Heru: "Tapi aneh ya keluarganya si Hilda, masa si Hilda baru kali ini pulang kerumah setelah satu semester tapi mukanya kayak gak seneng gitu. Kayanya keluarga Hilda biasa aja liat si Hilda pulang."
Rudi: "Iyaya, udah gitu si Hilda mirip siapanya sih? kok sama adiknya beda banget. Beda jauh."
Aku: "Mirip bapaknya mungkin, men"
Sinta: "Biarpun bapaknya agak ganteng tapi aku perhatiin gak ada mirip-miripnya si Hilda sama bapaknya, ham"
Aku: "Udahlah udah udah, makan dulu rambutannya ini. Kok malah jadi gosip sih, hahaha"
Hilda pun tiba, kami bersorak dan bertanya kenapa begitu lama. Hilda bilang kedua orangtuanya menanyakan kami berempat.
Aku: "Ohya? nanyain gimana?"
Hilda: "Cuma nanyain, 'mereka mau ngapain kesini?' 'berapa lama?' 'terus kalian mau kemana lagi?' gitu-gitulah, maklum aja soalnya aku belum pernah ngajak temen kesini apalagi sampe nginep"
Setelah itu, sore itu, kami kembali masuk kedalam rumah Hilda untuk mandi, makan, dan mengobrol di lantai atas rumahnya. Tak lama, kamipun tertidur karna lelahnya perjalanan dan memetik rambutan tadi.
Keesokan paginya kami sarapan bubur ayam yang letaknya berada di depan rumah Hilda. di depan rumah Hilda terdapat tanah kosong yang biasanya digunakan warga sekitar untuk kegiatan "senang-senang". Bahkan warga membuat semacam gawang untuk anak sekitar bermain bola.
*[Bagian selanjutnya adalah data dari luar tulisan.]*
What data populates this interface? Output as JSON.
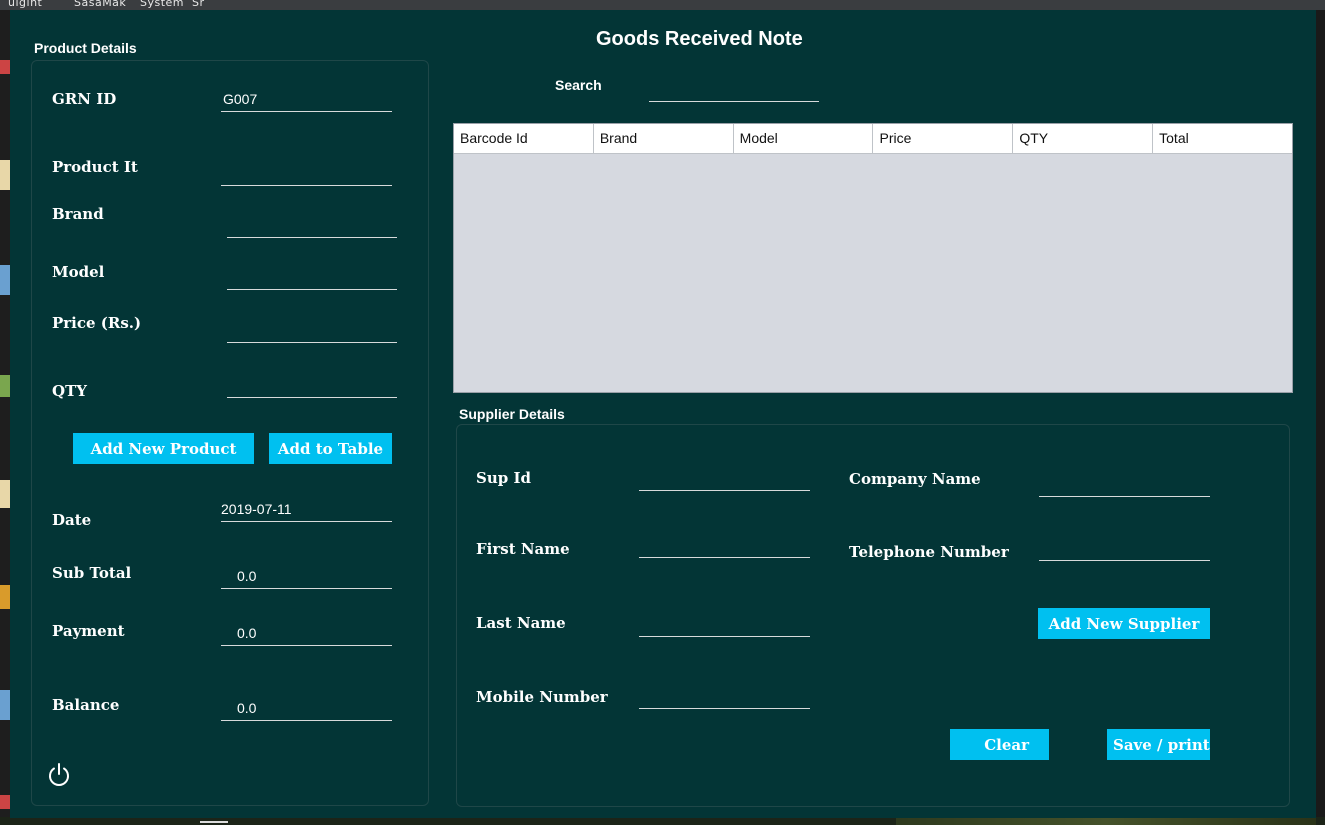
{
  "desktop": {
    "top_menu_fragments": [
      "uigint",
      "SasaMak",
      "System",
      "Sr"
    ]
  },
  "header": {
    "title": "Goods Received Note"
  },
  "product_details": {
    "heading": "Product Details",
    "grn_id": {
      "label": "GRN ID",
      "value": "G007"
    },
    "product_item": {
      "label": "Product It",
      "value": ""
    },
    "brand": {
      "label": "Brand",
      "value": ""
    },
    "model": {
      "label": "Model",
      "value": ""
    },
    "price": {
      "label": "Price (Rs.)",
      "value": ""
    },
    "qty": {
      "label": "QTY",
      "value": ""
    },
    "add_new_product_label": "Add New Product",
    "add_to_table_label": "Add to Table",
    "date": {
      "label": "Date",
      "value": "2019-07-11"
    },
    "sub_total": {
      "label": "Sub Total",
      "value": "0.0"
    },
    "payment": {
      "label": "Payment",
      "value": "0.0"
    },
    "balance": {
      "label": "Balance",
      "value": "0.0"
    },
    "power_icon": "power-icon"
  },
  "search": {
    "label": "Search",
    "value": ""
  },
  "table": {
    "columns": [
      "Barcode Id",
      "Brand",
      "Model",
      "Price",
      "QTY",
      "Total"
    ],
    "rows": []
  },
  "supplier_details": {
    "heading": "Supplier Details",
    "sup_id": {
      "label": "Sup Id",
      "value": ""
    },
    "first_name": {
      "label": "First Name",
      "value": ""
    },
    "last_name": {
      "label": "Last Name",
      "value": ""
    },
    "mobile_number": {
      "label": "Mobile Number",
      "value": ""
    },
    "company_name": {
      "label": "Company Name",
      "value": ""
    },
    "telephone_number": {
      "label": "Telephone Number",
      "value": ""
    },
    "add_new_supplier_label": "Add New Supplier",
    "clear_label": "Clear",
    "save_print_label": "Save / print"
  },
  "colors": {
    "window_bg": "#033536",
    "button_bg": "#00c0f0",
    "table_bg": "#d6d9e0"
  }
}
Sekitar lapangan tersebut ada beberapa warga yang berjualan makanan seperti bubur yang kami makan ini salah satunya.
Ketika kami baru saja mulai makan, Hilda dipanggil oleh Devi dari depan rumah. Devi bilang ibunya memanggil Hilda. Hilda pun langsung berlari menuju rumah dan agak lama ia tak kembali.
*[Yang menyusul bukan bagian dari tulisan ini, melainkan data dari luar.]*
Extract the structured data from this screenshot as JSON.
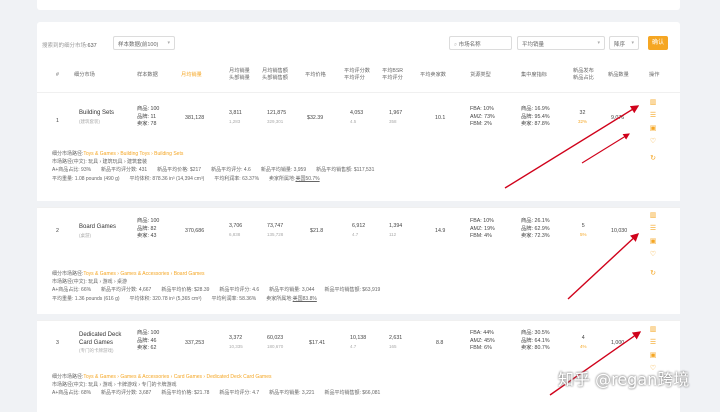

Ketika kami sedang makan, ada dua orang bapak-bapak dan seorang ibu-ibu yang juga sedang sarapan bertanya-tanya pada kami. Mereka bertanya pada kami soal darimana asal kami, untuk apa kami datang ke kampung ini, dan apa kegiatan kami. Kemudian mereka bercerita-cerita soal keluarga Hilda.
A = Bapak - Bapak 1
B = Bapak - Bapak 2
C = Ibu - Ibu
B: "Kalo keluarga si Hilda itu dari dulu tertutup, gak pernah mau gabung-gabung sama warga sini. Karna orang kaya kali ya."
A: "Bahkan kami warga sini aja yang udah lama tetanggaan sama mereka, gak tau tuh mereka aslinya orang mana. Bahkan gak pernah ada yang berkunjung ke rumah mereka."
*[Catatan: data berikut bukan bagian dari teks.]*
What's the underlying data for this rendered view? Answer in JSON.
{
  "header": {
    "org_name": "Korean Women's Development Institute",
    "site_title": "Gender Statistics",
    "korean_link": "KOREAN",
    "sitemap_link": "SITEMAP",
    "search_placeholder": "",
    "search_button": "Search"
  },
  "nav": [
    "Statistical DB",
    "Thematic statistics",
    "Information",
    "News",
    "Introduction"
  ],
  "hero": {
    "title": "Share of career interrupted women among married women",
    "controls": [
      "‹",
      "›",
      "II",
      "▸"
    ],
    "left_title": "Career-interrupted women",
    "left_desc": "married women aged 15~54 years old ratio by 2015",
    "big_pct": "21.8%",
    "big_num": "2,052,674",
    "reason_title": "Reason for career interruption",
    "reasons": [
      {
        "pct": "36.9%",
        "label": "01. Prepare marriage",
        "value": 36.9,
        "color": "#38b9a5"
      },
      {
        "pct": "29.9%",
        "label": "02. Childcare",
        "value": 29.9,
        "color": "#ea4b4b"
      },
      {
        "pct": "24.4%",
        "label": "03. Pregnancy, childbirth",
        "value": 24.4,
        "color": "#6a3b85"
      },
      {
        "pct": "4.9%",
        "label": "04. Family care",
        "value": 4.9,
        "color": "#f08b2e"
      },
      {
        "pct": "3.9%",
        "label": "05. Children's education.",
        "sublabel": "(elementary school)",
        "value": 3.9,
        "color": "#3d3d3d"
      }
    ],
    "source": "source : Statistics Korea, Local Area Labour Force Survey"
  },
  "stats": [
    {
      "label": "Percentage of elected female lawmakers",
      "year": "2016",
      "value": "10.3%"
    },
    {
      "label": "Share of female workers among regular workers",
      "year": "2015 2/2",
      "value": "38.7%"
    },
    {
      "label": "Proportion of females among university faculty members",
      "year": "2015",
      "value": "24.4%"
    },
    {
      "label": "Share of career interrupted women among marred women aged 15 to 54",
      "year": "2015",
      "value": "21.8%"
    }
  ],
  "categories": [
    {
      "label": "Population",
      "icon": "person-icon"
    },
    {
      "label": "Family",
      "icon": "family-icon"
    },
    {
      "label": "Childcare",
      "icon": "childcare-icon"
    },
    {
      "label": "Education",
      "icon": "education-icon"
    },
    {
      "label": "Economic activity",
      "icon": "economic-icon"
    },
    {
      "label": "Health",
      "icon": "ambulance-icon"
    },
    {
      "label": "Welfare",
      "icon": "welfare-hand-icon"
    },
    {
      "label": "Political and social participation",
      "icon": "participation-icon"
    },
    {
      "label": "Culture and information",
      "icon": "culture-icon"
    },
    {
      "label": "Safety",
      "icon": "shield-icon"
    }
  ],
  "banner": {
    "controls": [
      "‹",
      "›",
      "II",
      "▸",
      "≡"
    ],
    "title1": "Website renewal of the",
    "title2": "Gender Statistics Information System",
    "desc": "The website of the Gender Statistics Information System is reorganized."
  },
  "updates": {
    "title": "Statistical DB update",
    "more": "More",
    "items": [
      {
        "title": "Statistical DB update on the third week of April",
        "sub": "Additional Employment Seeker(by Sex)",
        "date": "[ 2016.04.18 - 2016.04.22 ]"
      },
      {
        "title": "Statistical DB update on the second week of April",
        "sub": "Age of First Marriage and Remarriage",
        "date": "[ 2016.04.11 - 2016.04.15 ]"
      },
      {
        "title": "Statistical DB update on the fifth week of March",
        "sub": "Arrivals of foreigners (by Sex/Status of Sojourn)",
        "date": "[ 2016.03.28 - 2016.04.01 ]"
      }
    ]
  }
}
Aku: "Masasih gak pernah ada yang berkunjung, pak?"
C: "Iya, bahkan kalo lebaran sekali pun gak ada. Kalian ini yang pertama kalinya berkunjung kerumah mereka sepengetahuan kami. Bahkan mereka gak pernah tuh pergi liburan atau kemana. Dirumah aja."
A: "si Hilda juga kan makanya bisa kuliah di Jogja karna warga sini yang nyuruh."
Sinta: "HAH?! Warga sini pak? maksudnya??? kok bisa????"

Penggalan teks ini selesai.